Kalau memang seperti itu caranya, sama artinya orang-orang berkuasa itu kebal dikritik, dikritik dikit langsung dibungkam dengan tuntut ganti-rugi pencemaran nama baik miliaran Rupiah, alias anti kritik, sementara orang kecil hanya bsa pasrah saat dikritik. Kalau seperti itu terus, dan dibiarkan, sama artinya membrendel bahkan membungkam insan pers. Menjatuhkan lawan politik juga, akan sangat mudah sekali jika oleh pengadilan dibenarkan seperti itu.
Brief Answer: Hukum yang baik, tidak boleh bersifat subjektif, dalam artian penilaiannya tidak objektif, sehingga menjelma egoistik-sentris, yang polanya menggunakan paradigma sentripetal, bukan sentrifugal. Praktik demikian bukanlah hukum yang ideal, karena sangat mudah disusupi faktor kekuasaan dan politik.
Sebagai contoh, seseorang warga yang terkena gigit seekor anjing milik sang tetangga, menggugat ganti-rugi ratusan miliar Rupiah hanya karena alasan yang terkena gigit adalah berprofesi sebagai seorang direktur. Pertanyaan / isu hukumnya akan menjadi senada: Apakah apabila yang terkena gigit adalah seorang gelandangan tuna wisma, maka sekalipun dirinya diterkam hingga tewas, nilai kemanusiaan dirinya tidak punya nilai sama sekali.
Hukum wajib memandang nyawa / hidup, harkat, dan martabat setiap individu adalah sebagai equal, setara, seimbang, dan tidak ada yang satu individu yang lebih bernilai daripada individu lainnya. Bahkan seorang presiden / kepala negara sekalipun tidak menjadi alasan untuk mengorbankan seorang rakyat jelata hanya demi kepentingan dirinya sendiri. Tanpa rakyat, tiada raja. Tanpa pekerja, tiada pengusaha.

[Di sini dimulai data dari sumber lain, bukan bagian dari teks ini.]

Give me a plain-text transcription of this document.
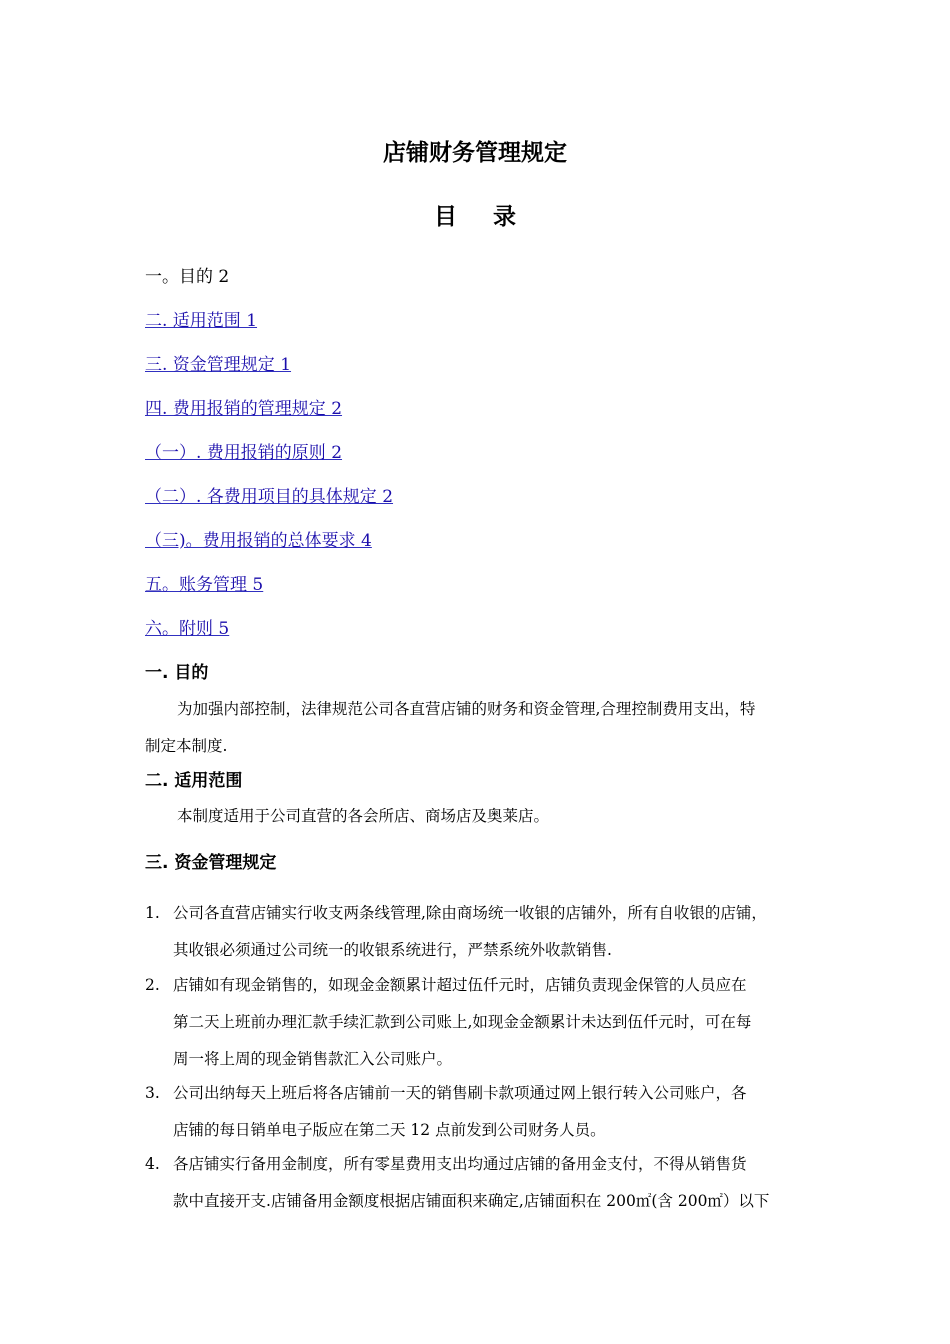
店铺财务管理规定
目 录
一。目的 2
二. 适用范围 1
三. 资金管理规定 1
四. 费用报销的管理规定 2
（一）. 费用报销的原则 2
（二）. 各费用项目的具体规定 2
（三)。费用报销的总体要求 4
五。账务管理 5
六。附则 5
一. 目的
为加强内部控制，法律规范公司各直营店铺的财务和资金管理,合理控制费用支出，特
制定本制度.
二. 适用范围
本制度适用于公司直营的各会所店、商场店及奥莱店。
三. 资金管理规定
1. 公司各直营店铺实行收支两条线管理,除由商场统一收银的店铺外，所有自收银的店铺，
其收银必须通过公司统一的收银系统进行，严禁系统外收款销售.
2. 店铺如有现金销售的，如现金金额累计超过伍仟元时，店铺负责现金保管的人员应在
第二天上班前办理汇款手续汇款到公司账上,如现金金额累计未达到伍仟元时，可在每
周一将上周的现金销售款汇入公司账户。
3. 公司出纳每天上班后将各店铺前一天的销售刷卡款项通过网上银行转入公司账户，各
店铺的每日销单电子版应在第二天 12 点前发到公司财务人员。
4. 各店铺实行备用金制度，所有零星费用支出均通过店铺的备用金支付，不得从销售货
款中直接开支.店铺备用金额度根据店铺面积来确定,店铺面积在 200㎡(含 200㎡）以下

Seseorang yang melakukan tindak kriminil, sehingga mendapat penindakan secara hukum, sama artinya mencemarkan nama dirinya sendiri.
Sama saja dengan “mantan napi koruptor”, telah selesainya menjalani vonis pidana penjara, bukan berarti namanya berhak dituntut untuk dipulihkan. Sang “mantan napi koruptor” tetap saja dibatasi hak-hak politiknya, karena dirinya telah secara melawan hukum mencemarkan nama baiknya / reputasinya sendiri dengan melakukan tindak kriminil. Dan pers tetap berhak untuk menyiarkan atau mewartakan sepak-terjang / sejarah sang “mantan napi”.
Adakah diantara kita yang masih berminat untuk berbisnis dengan seorang mantan koruptor, mantan penipu, mantan perampok, mantan pembunuh? Bila hanya aksi kriminil “mencuri ayam”, adalah tepat menuntut tidak lagi disingguh-singgung perihal perbuatan demikian. Namun bila tindak kriminil yang dilakukan olehnya bersifat kejam atau demikian korup, publik berhak tahu dengan siapa mereka sedang berhadapan untuk menjaga diri dari potensi menjadi korban serupa, dari mantan pelaku aksi kriminil demikian.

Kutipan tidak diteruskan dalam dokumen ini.